Search code examples
wekaj48

What does the useLaplace parameter do in the WEKA j48 algorithm?


I am mining on a dataset using the j48 tree algorithm.

I have been trying to understand what the useLaplace parameter does. The only thing I have to go by is this:

Whether counts at leaves are smoothed based on LapLace

which is just the documentation which WEKA has provided. I have some questions about this though:

  1. What are counts at leaves?
  2. What is smoothing?
  3. What is LapLace? Is it an algorithm used for smoothing?

Everything I have found online doesn't really go into detail about what this parameter is actually doing, rather just explains that it "turns on Laplace smoothing."


Solution

  • Provost and Domingos found that frequency smoothing of the leaf probability estimates, such as Laplace correction, significantly enhances the performance of the decision tree.
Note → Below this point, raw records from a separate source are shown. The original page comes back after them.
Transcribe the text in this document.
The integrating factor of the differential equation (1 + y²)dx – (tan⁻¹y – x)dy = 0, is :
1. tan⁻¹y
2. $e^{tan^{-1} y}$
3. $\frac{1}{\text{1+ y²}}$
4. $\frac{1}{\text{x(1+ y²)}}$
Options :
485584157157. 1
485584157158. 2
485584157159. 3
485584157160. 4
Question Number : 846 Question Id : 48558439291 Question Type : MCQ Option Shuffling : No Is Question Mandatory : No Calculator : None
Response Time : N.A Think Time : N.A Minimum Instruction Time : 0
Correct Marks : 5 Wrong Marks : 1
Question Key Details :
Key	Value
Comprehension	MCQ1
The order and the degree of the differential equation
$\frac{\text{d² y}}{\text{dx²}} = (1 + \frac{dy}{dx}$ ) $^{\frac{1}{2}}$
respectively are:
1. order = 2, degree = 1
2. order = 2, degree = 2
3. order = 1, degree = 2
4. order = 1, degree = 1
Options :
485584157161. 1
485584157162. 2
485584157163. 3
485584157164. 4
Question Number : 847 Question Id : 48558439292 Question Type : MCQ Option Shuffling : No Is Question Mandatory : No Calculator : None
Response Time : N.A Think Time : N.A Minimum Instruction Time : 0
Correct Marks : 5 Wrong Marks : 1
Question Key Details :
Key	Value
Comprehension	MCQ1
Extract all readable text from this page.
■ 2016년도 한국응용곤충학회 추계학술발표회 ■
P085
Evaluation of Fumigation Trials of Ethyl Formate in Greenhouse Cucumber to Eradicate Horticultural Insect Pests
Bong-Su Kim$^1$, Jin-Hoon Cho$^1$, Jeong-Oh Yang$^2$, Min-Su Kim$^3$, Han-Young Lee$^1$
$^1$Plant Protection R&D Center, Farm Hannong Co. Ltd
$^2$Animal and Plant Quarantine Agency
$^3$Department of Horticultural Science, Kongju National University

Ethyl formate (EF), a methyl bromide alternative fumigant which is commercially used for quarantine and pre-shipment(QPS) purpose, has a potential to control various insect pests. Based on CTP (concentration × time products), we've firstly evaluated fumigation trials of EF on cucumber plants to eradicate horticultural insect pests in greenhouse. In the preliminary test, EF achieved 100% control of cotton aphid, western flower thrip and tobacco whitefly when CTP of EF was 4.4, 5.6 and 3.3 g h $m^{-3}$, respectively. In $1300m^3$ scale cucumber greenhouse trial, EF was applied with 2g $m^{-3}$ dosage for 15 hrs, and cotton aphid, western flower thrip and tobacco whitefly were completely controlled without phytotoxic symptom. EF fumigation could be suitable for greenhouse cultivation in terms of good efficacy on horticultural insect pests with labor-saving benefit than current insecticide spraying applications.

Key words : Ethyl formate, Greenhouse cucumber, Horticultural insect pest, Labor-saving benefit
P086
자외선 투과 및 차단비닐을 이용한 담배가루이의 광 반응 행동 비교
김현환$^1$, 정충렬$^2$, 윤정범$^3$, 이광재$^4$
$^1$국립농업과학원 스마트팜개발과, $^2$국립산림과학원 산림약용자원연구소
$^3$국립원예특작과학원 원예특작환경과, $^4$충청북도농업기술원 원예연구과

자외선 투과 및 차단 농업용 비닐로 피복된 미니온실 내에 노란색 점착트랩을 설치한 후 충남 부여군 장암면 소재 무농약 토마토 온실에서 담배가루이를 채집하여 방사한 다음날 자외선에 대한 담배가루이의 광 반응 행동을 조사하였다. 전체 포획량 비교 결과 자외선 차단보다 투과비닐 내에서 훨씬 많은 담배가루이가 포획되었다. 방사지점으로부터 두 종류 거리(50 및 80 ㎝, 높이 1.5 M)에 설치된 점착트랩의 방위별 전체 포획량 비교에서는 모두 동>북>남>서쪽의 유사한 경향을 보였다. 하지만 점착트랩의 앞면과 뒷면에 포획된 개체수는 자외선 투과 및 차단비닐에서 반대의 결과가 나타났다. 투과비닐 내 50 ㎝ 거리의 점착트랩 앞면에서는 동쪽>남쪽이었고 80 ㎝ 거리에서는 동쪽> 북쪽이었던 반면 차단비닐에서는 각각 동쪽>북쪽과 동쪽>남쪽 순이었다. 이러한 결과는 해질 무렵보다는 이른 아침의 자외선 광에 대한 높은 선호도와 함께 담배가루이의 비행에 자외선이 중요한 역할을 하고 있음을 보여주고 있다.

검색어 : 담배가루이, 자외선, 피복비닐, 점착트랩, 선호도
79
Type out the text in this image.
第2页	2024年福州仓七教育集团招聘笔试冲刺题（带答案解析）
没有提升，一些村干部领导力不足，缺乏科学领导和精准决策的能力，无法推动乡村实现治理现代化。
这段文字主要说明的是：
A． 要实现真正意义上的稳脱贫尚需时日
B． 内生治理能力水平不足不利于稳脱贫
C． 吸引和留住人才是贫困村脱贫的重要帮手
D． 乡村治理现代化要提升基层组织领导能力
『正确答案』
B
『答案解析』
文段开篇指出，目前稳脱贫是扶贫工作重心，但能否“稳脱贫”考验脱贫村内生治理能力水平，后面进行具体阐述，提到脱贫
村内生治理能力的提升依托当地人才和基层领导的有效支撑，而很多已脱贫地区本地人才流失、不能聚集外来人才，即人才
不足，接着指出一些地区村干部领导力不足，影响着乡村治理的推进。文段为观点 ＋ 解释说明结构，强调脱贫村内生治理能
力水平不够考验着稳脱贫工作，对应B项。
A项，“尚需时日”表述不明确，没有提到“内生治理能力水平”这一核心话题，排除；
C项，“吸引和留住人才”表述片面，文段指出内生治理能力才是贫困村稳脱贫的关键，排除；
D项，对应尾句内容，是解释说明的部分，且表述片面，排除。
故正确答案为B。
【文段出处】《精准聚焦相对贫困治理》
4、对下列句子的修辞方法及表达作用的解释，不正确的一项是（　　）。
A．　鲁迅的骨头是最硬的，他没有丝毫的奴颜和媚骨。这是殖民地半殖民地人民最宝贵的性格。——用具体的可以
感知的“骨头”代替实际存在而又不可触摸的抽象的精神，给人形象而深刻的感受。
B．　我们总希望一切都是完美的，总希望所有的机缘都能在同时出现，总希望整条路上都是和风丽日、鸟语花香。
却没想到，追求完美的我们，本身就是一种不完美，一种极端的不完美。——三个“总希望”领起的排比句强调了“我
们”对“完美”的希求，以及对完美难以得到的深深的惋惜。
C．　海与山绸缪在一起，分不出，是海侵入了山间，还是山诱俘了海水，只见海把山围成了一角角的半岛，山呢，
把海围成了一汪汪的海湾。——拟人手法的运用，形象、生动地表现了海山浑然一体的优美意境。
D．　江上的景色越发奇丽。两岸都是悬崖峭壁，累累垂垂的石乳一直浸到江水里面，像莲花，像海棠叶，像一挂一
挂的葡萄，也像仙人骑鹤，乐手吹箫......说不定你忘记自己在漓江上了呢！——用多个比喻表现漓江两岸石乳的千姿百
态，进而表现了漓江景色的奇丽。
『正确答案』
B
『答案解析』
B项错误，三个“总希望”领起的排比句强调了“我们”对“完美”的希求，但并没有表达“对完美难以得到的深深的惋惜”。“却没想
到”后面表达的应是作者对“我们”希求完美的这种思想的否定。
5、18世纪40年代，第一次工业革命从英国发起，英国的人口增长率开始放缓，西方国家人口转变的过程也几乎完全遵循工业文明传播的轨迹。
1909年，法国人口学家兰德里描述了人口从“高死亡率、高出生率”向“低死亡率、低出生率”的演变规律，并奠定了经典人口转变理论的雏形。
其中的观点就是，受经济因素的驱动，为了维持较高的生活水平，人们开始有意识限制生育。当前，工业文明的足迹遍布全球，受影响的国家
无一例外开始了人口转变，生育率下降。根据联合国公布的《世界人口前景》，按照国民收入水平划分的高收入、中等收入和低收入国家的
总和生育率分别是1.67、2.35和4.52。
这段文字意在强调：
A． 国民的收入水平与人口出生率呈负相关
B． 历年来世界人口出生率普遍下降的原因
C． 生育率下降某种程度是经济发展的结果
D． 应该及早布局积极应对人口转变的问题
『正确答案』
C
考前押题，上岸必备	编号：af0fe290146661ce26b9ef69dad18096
From what i have read, counts at leaves (a.k.a leaf probability in my previous sentence) are used to determine probabilistic estimate which can be define by:

    P( to be class A | for attribute x) = TruePositive/(TruePositive + FalsePositive)

    Smoothing consist in reducing noise and error among the results in the tree in order to produce more accurate probabilistic estimate.

    Laplace is a frequency smoothing correction formula:

    PLaplace ( to be class A | for attribute x)= (T P + 1)/(T P + F P + C)

    where C is the number of clas in the dataset.